The Tabernacle

Christianity is a uniquely a temple-less religion. Judaism has Jerusalem (and modern Jews are is dying—pardon the expression— to build the Third Temple) and even Islam has her Mecca (though Muslims will insist their's is not a temple). Buddhist and Hindu temples are a legion and tourist hotspots. On the other hand, the New Testament asserts that the disciples of Jesus are the temple: "Don't you know that you yourselves are God's temple and that God's Spirit lives in you?" (1 Cor 3:16). Does that, therefore, mean that we need not bother about the Temple?

The answer is, No. Even if Christianity does not have a temple, it is rooted in a faith in which the temple had played an important part, and we cannot understand what Paul means unless we have an adequate grasp of the temple. A more urgent one is because modern Jews and Zionist Christians are lobbying so hard to build the Third Temple, which if or when it happens, will trigger a war so massive in its wake it will be like nothing the world has ever seen before. Some proponents of the project estimate that easily a third of the Jews will die in the resulting conflagration. How should Christians respond to this without a clear understanding of the place of the temple in our faith (even though, as we have said, we do not have one)? Indeed, the need to understand the temple is an urgent one. The tabernacle and the temple that replaced it served as the center of ancient Israel's worship. Above all else they, and especially the inner sanctuary, or the Holy of Holies, represent the presence of God in Israel's midst.

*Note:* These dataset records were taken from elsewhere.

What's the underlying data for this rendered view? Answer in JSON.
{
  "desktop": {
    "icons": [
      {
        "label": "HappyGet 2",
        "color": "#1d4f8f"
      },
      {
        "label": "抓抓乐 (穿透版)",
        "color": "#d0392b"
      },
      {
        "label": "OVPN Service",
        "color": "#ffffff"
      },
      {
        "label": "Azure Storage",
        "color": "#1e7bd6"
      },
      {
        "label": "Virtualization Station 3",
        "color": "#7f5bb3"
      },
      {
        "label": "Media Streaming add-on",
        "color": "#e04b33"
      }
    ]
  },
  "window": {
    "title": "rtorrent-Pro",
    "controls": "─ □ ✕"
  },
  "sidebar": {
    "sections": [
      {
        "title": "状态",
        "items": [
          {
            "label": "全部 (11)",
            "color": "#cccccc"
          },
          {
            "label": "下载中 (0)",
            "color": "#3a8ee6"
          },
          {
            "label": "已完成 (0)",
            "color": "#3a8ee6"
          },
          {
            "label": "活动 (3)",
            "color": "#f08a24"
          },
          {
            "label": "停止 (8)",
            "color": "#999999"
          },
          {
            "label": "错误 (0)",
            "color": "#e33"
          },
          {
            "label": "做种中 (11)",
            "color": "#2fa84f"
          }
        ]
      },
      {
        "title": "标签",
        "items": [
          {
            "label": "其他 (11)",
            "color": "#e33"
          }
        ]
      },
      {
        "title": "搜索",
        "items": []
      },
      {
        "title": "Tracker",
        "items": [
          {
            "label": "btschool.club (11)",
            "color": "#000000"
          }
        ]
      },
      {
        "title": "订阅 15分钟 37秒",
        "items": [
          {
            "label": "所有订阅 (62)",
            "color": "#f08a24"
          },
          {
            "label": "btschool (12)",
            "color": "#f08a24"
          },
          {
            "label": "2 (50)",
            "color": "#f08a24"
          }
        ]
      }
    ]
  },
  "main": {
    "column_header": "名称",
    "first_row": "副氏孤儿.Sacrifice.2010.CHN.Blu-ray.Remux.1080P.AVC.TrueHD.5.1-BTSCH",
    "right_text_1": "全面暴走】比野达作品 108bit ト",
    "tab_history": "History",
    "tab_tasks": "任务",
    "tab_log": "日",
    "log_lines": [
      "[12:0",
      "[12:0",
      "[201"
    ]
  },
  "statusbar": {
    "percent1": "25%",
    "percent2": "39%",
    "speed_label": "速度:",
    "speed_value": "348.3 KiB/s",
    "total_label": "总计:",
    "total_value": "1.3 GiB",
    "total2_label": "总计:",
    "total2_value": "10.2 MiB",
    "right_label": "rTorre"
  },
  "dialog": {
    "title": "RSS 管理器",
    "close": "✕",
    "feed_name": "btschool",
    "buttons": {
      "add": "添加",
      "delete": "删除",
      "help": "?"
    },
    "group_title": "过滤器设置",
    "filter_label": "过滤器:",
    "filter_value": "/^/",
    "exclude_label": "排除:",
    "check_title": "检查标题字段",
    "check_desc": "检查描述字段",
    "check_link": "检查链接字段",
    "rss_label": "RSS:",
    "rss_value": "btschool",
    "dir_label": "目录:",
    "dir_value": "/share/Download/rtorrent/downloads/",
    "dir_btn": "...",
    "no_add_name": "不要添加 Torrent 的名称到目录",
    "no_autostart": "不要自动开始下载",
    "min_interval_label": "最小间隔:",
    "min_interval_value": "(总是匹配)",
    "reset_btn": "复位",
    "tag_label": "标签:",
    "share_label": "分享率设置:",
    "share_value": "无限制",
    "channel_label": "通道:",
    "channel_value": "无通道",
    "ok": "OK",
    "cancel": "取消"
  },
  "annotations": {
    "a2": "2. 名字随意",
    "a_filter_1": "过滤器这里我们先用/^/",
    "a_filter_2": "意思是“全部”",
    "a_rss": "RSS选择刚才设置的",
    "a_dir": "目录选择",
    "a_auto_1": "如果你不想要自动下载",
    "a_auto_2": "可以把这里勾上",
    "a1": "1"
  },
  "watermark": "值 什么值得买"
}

As a result detailed attention is paid to it like few other structures mentioned in the OT.

The idea of a dwelling place for God is not unique to ancient Israel; every culture has some form of it or other. As often observed by scholars everywhere, while Israel's traditions and understanding of God were unique in many ways, Israel was also a borrower, imitator, and absorber of much from the cultures around her; though she never endowed the forms she borrowed with the same kind of theology as was found among her neighbours. This is nowhere clearly seen than in Israel's conception and attitude towards the temple. Israel's experience with the temple, however, had her precedent in the tabernacle which was given to her at Mount Sinai and which followed her through all her wandering in the wilderness and for another three or four centuries until the time of David, who first broached the idea of a temple for God. This article will follow the course of these developments and examine the attendant thoughts that accompanied each of these stages in the life of the tabernacle and temple.